Step 7: Develop a Memorable Restaurant Menu and Beverage Program
One of the single most important aspects of your restaurant business is, of course, the menu. You can’t have a restaurant without food and drinks, and what you serve to your customers is the real reason they’ll come back time and time again.
Creating memorable (i.e., delicious!) food is crucial if you want to get good reviews and ensure your business is thriving.
If you’re just starting out, consider testing your recipes on friends and family. Ask for honest feedback about the taste, presentation, and overall quality of the food. Would they order it in a restaurant? How much would they pay?
Spend time making sure you get the menu design right. Remember to plan for future menu items, too. If an item isn’t performing well, get rid of it and replace it with something else.
Step 8: Hire Staff
One of the last steps to take before your grand opening is to hire staff. Post job advertisements on local or online job boards and conduct thorough in-person interviews.

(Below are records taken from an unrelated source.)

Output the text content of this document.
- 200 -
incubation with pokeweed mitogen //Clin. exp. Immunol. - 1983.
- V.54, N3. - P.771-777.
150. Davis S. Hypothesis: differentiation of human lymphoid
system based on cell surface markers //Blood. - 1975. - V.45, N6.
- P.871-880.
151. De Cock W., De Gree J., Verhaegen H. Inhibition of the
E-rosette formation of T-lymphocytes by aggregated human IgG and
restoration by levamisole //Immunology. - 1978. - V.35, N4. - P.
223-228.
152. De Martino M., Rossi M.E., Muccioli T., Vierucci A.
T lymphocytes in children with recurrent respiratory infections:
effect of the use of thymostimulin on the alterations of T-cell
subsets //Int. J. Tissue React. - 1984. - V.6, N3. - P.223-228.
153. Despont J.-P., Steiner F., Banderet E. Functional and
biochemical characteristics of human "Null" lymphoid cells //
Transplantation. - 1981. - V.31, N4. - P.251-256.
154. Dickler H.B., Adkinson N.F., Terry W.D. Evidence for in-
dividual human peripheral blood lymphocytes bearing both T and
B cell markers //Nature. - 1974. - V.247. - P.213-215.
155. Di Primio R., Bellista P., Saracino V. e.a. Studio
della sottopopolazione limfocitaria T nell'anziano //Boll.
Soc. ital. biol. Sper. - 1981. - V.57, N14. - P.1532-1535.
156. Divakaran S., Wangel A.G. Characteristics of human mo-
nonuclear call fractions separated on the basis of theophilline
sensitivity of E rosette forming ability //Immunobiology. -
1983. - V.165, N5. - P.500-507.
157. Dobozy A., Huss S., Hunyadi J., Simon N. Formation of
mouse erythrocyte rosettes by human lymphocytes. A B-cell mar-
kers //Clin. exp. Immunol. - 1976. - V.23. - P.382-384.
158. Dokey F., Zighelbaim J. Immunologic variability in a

Many restaurant owners want to hire staff with experience, and you’ll definitely want some safe hands on your team to keep things running smoothly. But remember, a new employee with little or even no experience can be trained more easily, while more experienced staff members may have bad habits from previous roles.

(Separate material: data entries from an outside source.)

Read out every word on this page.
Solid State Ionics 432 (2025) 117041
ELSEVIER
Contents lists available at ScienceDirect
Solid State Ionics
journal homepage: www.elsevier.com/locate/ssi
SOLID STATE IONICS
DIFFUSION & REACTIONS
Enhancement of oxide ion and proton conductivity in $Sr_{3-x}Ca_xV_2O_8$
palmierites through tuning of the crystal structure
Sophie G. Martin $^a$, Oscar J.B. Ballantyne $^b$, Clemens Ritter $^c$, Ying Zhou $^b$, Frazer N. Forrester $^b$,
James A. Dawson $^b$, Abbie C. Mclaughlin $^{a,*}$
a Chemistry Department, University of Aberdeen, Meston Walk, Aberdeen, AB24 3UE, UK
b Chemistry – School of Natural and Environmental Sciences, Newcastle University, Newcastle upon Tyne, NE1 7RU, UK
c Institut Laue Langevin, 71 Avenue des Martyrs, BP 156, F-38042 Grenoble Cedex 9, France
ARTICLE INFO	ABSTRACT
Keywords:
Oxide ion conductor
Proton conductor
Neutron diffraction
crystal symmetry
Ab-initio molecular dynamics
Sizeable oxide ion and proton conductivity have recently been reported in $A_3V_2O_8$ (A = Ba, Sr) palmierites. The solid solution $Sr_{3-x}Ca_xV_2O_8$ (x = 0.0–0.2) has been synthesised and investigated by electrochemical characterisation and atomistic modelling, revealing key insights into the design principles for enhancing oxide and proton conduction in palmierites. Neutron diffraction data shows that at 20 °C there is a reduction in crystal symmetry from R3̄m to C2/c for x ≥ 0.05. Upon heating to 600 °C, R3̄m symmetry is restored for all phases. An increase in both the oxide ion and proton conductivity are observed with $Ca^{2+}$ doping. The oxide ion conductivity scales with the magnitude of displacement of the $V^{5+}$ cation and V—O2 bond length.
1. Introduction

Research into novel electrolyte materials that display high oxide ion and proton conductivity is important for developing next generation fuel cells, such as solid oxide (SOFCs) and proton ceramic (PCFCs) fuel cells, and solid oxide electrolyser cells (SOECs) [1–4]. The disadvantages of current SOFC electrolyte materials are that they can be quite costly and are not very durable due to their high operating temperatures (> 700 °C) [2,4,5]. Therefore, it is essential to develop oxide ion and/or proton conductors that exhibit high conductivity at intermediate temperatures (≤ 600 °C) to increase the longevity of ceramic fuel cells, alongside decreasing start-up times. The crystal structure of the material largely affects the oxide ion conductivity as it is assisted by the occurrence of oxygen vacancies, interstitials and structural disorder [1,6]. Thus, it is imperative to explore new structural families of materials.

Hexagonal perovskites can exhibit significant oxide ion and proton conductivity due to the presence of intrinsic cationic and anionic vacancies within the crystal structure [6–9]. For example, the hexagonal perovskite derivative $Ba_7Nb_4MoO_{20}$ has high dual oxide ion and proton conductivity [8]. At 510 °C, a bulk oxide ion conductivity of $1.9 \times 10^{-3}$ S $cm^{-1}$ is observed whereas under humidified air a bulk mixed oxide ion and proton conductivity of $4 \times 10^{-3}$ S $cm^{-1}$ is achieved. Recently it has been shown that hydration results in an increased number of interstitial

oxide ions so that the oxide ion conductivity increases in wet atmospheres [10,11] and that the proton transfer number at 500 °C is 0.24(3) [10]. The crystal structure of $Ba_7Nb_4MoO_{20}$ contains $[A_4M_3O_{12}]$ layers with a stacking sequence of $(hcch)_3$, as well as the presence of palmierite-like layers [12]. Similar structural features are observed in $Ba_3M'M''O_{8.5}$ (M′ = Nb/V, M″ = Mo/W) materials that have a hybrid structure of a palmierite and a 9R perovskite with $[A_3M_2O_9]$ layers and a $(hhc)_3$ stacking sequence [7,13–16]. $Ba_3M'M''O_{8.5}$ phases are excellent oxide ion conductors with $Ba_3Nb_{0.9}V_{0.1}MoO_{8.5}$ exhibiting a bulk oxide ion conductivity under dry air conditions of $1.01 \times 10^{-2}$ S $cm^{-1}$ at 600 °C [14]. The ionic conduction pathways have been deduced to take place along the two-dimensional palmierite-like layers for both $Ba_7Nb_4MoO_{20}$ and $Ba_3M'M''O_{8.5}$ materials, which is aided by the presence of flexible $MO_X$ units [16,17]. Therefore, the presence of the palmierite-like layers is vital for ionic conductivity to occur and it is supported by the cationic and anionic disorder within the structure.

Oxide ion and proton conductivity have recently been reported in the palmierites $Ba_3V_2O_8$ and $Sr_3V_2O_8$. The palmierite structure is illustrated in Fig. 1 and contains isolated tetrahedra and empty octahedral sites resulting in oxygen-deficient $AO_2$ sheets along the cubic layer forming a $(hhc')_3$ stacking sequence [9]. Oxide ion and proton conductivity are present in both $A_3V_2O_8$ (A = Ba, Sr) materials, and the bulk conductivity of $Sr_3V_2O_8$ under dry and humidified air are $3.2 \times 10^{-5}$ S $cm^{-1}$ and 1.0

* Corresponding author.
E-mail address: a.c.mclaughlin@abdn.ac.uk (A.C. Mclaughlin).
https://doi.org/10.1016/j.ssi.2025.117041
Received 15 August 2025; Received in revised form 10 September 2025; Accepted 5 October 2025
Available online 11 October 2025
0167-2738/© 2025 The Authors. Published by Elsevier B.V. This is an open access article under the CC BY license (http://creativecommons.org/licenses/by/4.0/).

If you’re working with a small team, consider outsourcing your human resources department so that you can focus on the day-to-day running of your restaurant business.
Step 9: Create a Marketing Plan
A solid restaurant marketing strategy is essential if you want to run a successful restaurant. And this doesn’t stop after the opening day; you need to think regularly about how to market your restaurant experience and keep customers coming back for more.
Set yourself a few marketing goals and create a marketing plan with a specific strategy for each goal. Building a website and a strong social media presence are good starting points.
You’ll need high-resolution photos of the interior, and it’s a good idea to ask early customers to leave reviews for you online—give them an incentive to do so, like 10% off their next order if they leave you a review.
Whether you're opening a restaurant in New York or San Francisco (or really anywhere!), these are the nine steps you should take before your opening night.